Sunday, July 6, 2014

Summer is coming

Traditionally, summertime is break-time; students go home or travel to see the world or do summer jobs, that kind of thing. Traditions are thick-skinned and find themselves replicated in the world of MOOCs, where they don't have much sense (apart from letting staff take summer break too, I suppose).

So, let's round up:


  • Introduction to Statistics is finished. I eventually got 89% in the first course, 65% in the second course (that I started on the one-but-last week and caught up), and 96% in the final course on Inference. That doesn't make a statistician of me, but I feel armed to use simple statistics to read the methods part of papers, for instance, which was approximately my ambition in starting the cycle. Overall, maybe the 15 weeks of the course could have been condensed into 10 or even fewer; and maybe doing one big course instead of three small ones would've been better. But I'm not really complaining.
  • I'm down to three MOOCs now: Exoplanets, Genomic Medicine, and Quantitative Biology.
  • Exoplanets (Astrophysics course number 2 from ANU) is great, I love the enthusiasm of the professors and the mysterious planet Mog.
  • Genomic Medicine Gets Personal from Georgetown University is… strange. It's got loads of hand-holding, each video lecture is accompanied by reams of annoying text telling us what the pedagogical objectives are, etc.; the difficulty level is also very low and I can't really say I've been learning much actual science so far. But on the other hand, it's quite interesting to hear doctors explain case studies, and relate how technological progress really impacts their job.
  • Quantitative Biology Workshop is great, and has rekindled my interest in systems biology. The course suffers from its format: it's nearly impossible to do more than simple introductory work in 6 weeks while covering as many different techniques and tools. But still: after this week's visual neuroscience exercise, I was quite happy to have achieved it, and starting to like MATLAB. I really hope that the hints dropped that MIT are considering a Biology Xseries turn out to be correct: so far their courses have been stellar.

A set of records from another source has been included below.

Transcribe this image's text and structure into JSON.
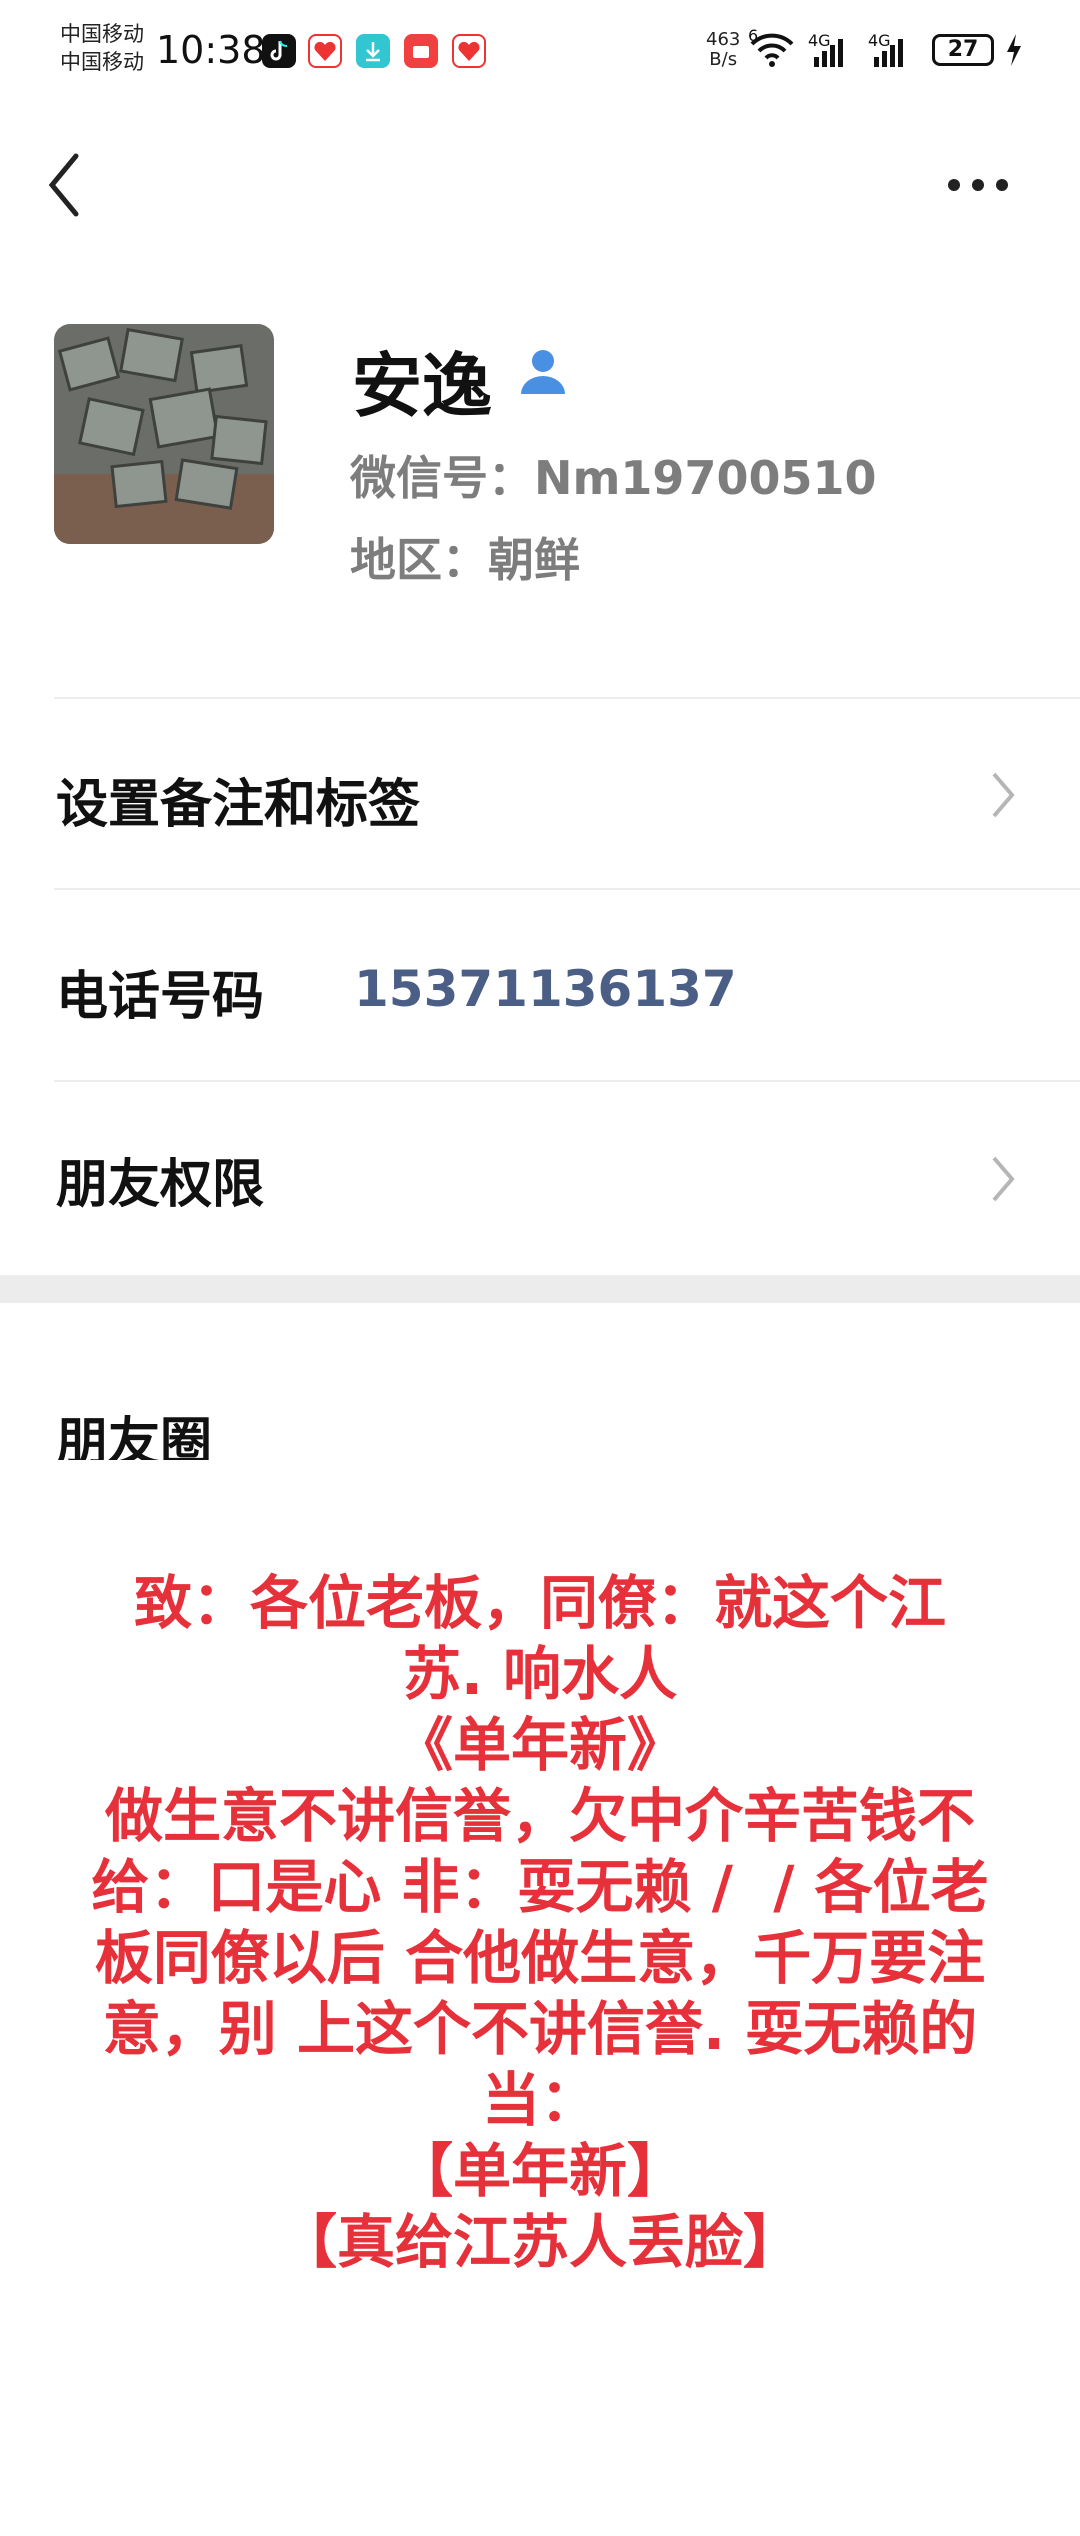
{
  "status_bar": {
    "carrier_1": "中国移动",
    "carrier_2": "中国移动",
    "time": "10:38",
    "net_speed_value": "463",
    "net_speed_unit": "B/s",
    "wifi_label": "6",
    "signal_1_label": "4G",
    "signal_2_label": "4G",
    "battery": "27"
  },
  "profile": {
    "name": "安逸",
    "wechat_id": "微信号：Nm19700510",
    "region": "地区：朝鲜"
  },
  "rows": {
    "remark_label": "设置备注和标签",
    "phone_label": "电话号码",
    "phone_number": "15371136137",
    "permission_label": "朋友权限",
    "moments_label": "朋友圈"
  },
  "overlay_text": [
    "致：各位老板，同僚：就这个江",
    "苏. 响水人",
    "《单年新》",
    "做生意不讲信誉，欠中介辛苦钱不",
    "给：口是心 非：耍无赖 /  / 各位老",
    "板同僚以后 合他做生意，千万要注",
    "意，别 上这个不讲信誉. 耍无赖的",
    "当：",
    "【单年新】",
    "【真给江苏人丢脸】"
  ],
  "colors": {
    "overlay_red": "#e6303a",
    "phone_blue": "#4b5f86",
    "muted_gray": "#7d7d7d",
    "person_icon_blue": "#4a90e2"
  }
}
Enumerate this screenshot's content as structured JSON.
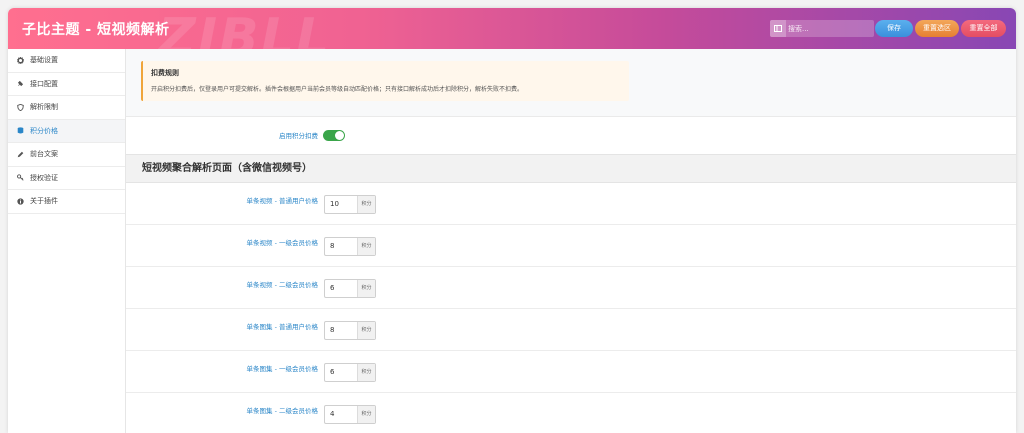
{
  "header": {
    "title": "子比主题 - 短视频解析",
    "watermark": "ZIBLL",
    "search_placeholder": "搜索...",
    "save_label": "保存",
    "reset_section_label": "重置选区",
    "reset_all_label": "重置全部"
  },
  "sidebar": {
    "items": [
      {
        "label": "基础设置",
        "icon": "gear-icon"
      },
      {
        "label": "接口配置",
        "icon": "plug-icon"
      },
      {
        "label": "解析限制",
        "icon": "shield-icon"
      },
      {
        "label": "积分价格",
        "icon": "database-icon",
        "active": true
      },
      {
        "label": "前台文案",
        "icon": "pencil-icon"
      },
      {
        "label": "授权验证",
        "icon": "key-icon"
      },
      {
        "label": "关于插件",
        "icon": "info-icon"
      }
    ]
  },
  "notice": {
    "title": "扣费规则",
    "text": "开启积分扣费后，仅登录用户可提交解析。插件会根据用户当前会员等级自动匹配价格；只有接口解析成功后才扣除积分，解析失败不扣费。"
  },
  "toggle": {
    "label": "启用积分扣费",
    "enabled": true
  },
  "section": {
    "title": "短视频聚合解析页面（含微信视频号）"
  },
  "unit": "积分",
  "fields": [
    {
      "label": "单条视频 - 普通用户价格",
      "value": "10"
    },
    {
      "label": "单条视频 - 一级会员价格",
      "value": "8"
    },
    {
      "label": "单条视频 - 二级会员价格",
      "value": "6"
    },
    {
      "label": "单条图集 - 普通用户价格",
      "value": "8"
    },
    {
      "label": "单条图集 - 一级会员价格",
      "value": "6"
    },
    {
      "label": "单条图集 - 二级会员价格",
      "value": "4"
    }
  ],
  "colors": {
    "accent_blue": "#2a86c8",
    "toggle_green": "#3aa54a",
    "notice_border": "#f0a53a"
  }
}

Next week it's just these three MOOCs, then (just in time for my one-week holiday in Wales) I'm starting a Coursera MOOC on The Emergence of Life which sounds great. That's the whole of the summer pretty much accounted for; the serious stuff begins again in September, with Scottish Independence, Data Analysis and Inference, Physiology, Neural Data Analysis, Dino 101, Explore Statistics with R all starting together − and I'm reconsidering taking Systems Biology at Mount Sinai too (with 7.QBW under my belt, it should be easier). I won't be able to do all of them justice, and some will have to go: I think KI's R course is currently the most likely to be dropped, but it's not likely to be enough. I think either one of Data Analysis and Neural Data, or one of Physiology and Systems Biology, or both, will have to go. But we'll see; there's no harm (or indeed, cost) in trying all of them for a week or so, then picking the ones I like most.